Introduction

Dictionary of Irish Latin American Biography



Ernesto [Che] Guevara
(1928-1967)
(Library of Congress "Yanker Poster Collection", www.loc.gov)
 

Guevara, Ernesto [Che] (1928-1967), physician and revolutionary, was born on 14 June 1928 in the city of Rosario, Argentina, the eldest son of Ernesto Guevara Lynch (1900-1987) and Celia de la Serna (1906-1967). Ernesto Guevara Lynch's mot="font-size:10.0pt;font-family:Arial">. Guevara was awarded the Cuban citizenship, and that year was appointed president of the national bank. In 1955 Ernesto Guevara married Hilda Gadea and they had a daughter, Hilda Beatriz. He married again in 1959, his second wife being Aleida Marsh, and they had four children, Ernesto, Camilo, Celia, and Aleida.

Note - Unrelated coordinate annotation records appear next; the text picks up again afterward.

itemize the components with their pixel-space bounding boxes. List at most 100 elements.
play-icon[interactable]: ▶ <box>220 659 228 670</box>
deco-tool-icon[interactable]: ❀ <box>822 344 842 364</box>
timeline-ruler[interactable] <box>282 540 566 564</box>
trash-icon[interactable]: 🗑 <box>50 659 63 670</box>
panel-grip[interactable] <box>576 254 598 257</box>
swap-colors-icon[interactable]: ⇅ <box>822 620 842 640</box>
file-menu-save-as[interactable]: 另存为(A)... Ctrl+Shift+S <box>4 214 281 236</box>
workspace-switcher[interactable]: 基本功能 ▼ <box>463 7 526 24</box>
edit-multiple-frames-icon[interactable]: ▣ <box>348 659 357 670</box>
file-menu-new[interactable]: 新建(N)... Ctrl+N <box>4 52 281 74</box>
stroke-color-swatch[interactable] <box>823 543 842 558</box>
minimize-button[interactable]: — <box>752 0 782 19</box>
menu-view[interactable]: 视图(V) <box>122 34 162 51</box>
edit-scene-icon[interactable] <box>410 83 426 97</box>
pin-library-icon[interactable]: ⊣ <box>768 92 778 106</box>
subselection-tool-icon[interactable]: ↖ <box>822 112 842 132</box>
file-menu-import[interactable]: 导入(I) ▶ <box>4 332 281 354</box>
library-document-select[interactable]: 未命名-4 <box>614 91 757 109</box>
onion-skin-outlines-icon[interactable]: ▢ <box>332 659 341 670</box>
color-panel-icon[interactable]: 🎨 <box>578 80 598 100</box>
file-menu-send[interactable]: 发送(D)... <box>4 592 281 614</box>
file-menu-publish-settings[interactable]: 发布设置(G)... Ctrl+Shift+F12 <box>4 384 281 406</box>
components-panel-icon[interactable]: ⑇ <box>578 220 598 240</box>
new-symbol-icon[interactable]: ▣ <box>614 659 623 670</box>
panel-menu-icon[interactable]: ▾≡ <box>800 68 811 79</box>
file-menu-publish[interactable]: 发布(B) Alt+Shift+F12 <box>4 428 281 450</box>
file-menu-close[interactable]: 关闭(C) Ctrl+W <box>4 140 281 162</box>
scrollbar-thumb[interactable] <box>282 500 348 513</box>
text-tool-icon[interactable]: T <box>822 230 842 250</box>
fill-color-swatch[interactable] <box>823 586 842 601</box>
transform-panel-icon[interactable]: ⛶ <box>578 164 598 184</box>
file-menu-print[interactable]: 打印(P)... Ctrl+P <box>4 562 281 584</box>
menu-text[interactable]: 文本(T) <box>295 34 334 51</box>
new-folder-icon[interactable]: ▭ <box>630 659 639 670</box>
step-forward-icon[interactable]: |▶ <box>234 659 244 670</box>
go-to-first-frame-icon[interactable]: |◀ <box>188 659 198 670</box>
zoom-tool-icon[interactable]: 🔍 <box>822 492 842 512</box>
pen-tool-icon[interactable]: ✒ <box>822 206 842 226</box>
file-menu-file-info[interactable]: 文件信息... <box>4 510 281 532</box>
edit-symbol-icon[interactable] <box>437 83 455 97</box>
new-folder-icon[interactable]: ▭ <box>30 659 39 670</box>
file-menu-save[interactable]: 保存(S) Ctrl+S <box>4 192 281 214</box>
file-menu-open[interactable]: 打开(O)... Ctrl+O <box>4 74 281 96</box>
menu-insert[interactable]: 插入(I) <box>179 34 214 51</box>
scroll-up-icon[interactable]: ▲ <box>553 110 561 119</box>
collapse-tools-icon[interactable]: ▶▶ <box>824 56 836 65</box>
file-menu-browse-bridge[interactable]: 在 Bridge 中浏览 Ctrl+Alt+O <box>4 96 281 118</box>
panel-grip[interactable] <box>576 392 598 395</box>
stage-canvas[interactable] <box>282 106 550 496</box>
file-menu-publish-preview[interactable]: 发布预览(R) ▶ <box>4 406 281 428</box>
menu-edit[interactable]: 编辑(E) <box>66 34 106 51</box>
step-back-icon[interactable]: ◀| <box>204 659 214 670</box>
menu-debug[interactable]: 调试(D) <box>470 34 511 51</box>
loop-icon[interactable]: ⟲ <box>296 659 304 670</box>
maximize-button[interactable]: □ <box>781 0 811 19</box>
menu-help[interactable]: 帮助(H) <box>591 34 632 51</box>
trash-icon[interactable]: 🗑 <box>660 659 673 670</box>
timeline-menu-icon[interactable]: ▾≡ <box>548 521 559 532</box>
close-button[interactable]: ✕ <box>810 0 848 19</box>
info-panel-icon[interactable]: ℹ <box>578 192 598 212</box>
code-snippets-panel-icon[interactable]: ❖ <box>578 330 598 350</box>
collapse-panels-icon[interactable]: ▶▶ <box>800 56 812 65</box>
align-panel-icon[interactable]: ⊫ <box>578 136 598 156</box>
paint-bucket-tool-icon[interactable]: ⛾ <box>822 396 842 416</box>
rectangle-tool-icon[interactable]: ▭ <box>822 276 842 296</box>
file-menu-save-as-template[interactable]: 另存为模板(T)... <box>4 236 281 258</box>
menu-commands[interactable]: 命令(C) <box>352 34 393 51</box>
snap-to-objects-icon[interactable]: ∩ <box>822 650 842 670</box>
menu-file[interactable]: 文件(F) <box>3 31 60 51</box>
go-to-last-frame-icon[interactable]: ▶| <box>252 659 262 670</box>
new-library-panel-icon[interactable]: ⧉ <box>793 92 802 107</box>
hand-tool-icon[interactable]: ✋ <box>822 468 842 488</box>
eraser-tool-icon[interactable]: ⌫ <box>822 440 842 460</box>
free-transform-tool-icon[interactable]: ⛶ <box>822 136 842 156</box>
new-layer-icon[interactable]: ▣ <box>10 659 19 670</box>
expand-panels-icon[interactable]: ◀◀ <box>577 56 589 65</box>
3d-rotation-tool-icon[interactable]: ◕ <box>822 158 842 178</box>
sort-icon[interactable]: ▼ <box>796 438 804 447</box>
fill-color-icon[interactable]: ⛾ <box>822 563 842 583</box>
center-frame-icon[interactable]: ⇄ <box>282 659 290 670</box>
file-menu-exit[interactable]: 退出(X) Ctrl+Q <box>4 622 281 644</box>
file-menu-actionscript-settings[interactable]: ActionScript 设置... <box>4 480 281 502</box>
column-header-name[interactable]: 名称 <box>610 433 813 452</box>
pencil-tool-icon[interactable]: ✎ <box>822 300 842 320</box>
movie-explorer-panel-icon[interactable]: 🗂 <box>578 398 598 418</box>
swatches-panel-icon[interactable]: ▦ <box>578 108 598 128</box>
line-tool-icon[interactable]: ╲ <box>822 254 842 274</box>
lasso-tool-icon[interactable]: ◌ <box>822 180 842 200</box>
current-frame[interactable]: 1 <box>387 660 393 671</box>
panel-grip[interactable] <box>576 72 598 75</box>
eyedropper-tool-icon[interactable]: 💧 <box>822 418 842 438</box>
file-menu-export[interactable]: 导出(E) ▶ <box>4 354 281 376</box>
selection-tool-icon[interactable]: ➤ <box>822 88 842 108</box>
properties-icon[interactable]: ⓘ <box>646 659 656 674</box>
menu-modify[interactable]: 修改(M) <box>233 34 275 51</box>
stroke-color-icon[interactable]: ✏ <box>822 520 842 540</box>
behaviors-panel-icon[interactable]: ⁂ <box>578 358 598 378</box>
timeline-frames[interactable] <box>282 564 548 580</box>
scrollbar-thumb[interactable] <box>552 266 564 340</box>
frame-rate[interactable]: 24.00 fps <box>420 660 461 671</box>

In 1961 Ernesto Guevara became minister of industries.

Between 1960 and 1965 Ernesto Guevara traveled in commercial missions to countries in Europe, Asia, and Latin America to increase Cuban international trade, foster ideological dialogue, and support a military alliance against thele="font-size:10.0pt;font-family:Arial">On the belief that successful revolutions were only possible with the material support of well-organized armies, Guevara developed the primacy of military struggle and the guerilla foci, by which cumulative attacks over relatively small targets would develop the people's revolutionary awareness. Privately, he was critical to the Soviet Union and claimed that the world's northern hemisphere, including the US and the USSR, exploited the southern hemisphere. He was enthusiastic about the Vietnamese revolution and urged his comrades in South America to create "many Vietnams". Among Guevara's published works are The Bolivian Diary, Guerrilla Warfare, The African Dream: The Diaries of the Revolutionary War in the Congo, and The Motorcycle Diaries.

In Ireland and other places of the Irish Diaspora, Ernesto Guevara's life and thinking is sometimes linked with his Irish ancestry. However, Guevara's family and cultural connections with Ireland were far and remote. Two centuries and six generations of an ethnically mixed family separated Guevara from his ancestor Patrick Lynch, born in 1715 in Lydican Castle, Co. Galway, and member of a merchant family prominent in Jamaica and elsewhere in the West Indies. Patrick Lynch left Ireland in the 1740s and after traveling throughout the Americas settled in Buenos Aires in 1749 and established a successful merchant business. There is no evidence that Ernesto Guevara identified with Irish culture, though his father observed that Ernesto was descended from "Irish rebels" (interview by I. Lavretsky, 1969). However, Guevara was conscious of his roots, in particular the mixed cultures of his family. In an early diary with notes about his 1950 trip to the Argentine northern provinces, he recorded that 'the well-shaked mix of Irish and Galician [blood] flowing through my veins' had an influence in his determination to cross a desert in Santiago del Estero (Guevara Lynch 1988: 331). Nevertheless, Ernesto was proud of his Argentine origin and his Cuban nationality, and regarded himself as Latin American. One other possible source of misinformation was an interview on 13 March 1965 by the journalist Arthur Quinlan. Guevara was on his way back to Havana from Prague, and the Cuban Airlines aircraft developed mechanical trouble and landed at Shannon airport. According to Quinlan, Guevara spoke in English and talked of his Irish connections through the name Lynch. He went with friends to Limerick and stayed in the Hanratty's Hotel on Glentworth Street. Most likely, this was the closest connection that Che Guevara had with Ireland.

He did not have problems with erection, although at that time this disease was very common in men over 40 years old, today, thanks to cheap generics of drugs https://knowyourix.org/product-id-medic/, the age of men with problems has increased.

Edmundo Murray

From Jim Byrne, Philip Coleman and Jason King (eds.), Ireland and the Americas: Culture, Politics and History
(Santa Barbara, CA: ABC-CLIO, forthcoming 2006).

 

Revised January 2007


References


Online published: 1 November 2005
Edited: 07 May 2009

Citation:
Murray, Edmundo, '
Guevara, Ernesto [Che] (1928-1967)' in "Irish Migration Studies in Latin America" November-December 2005 (www.irlandeses.org).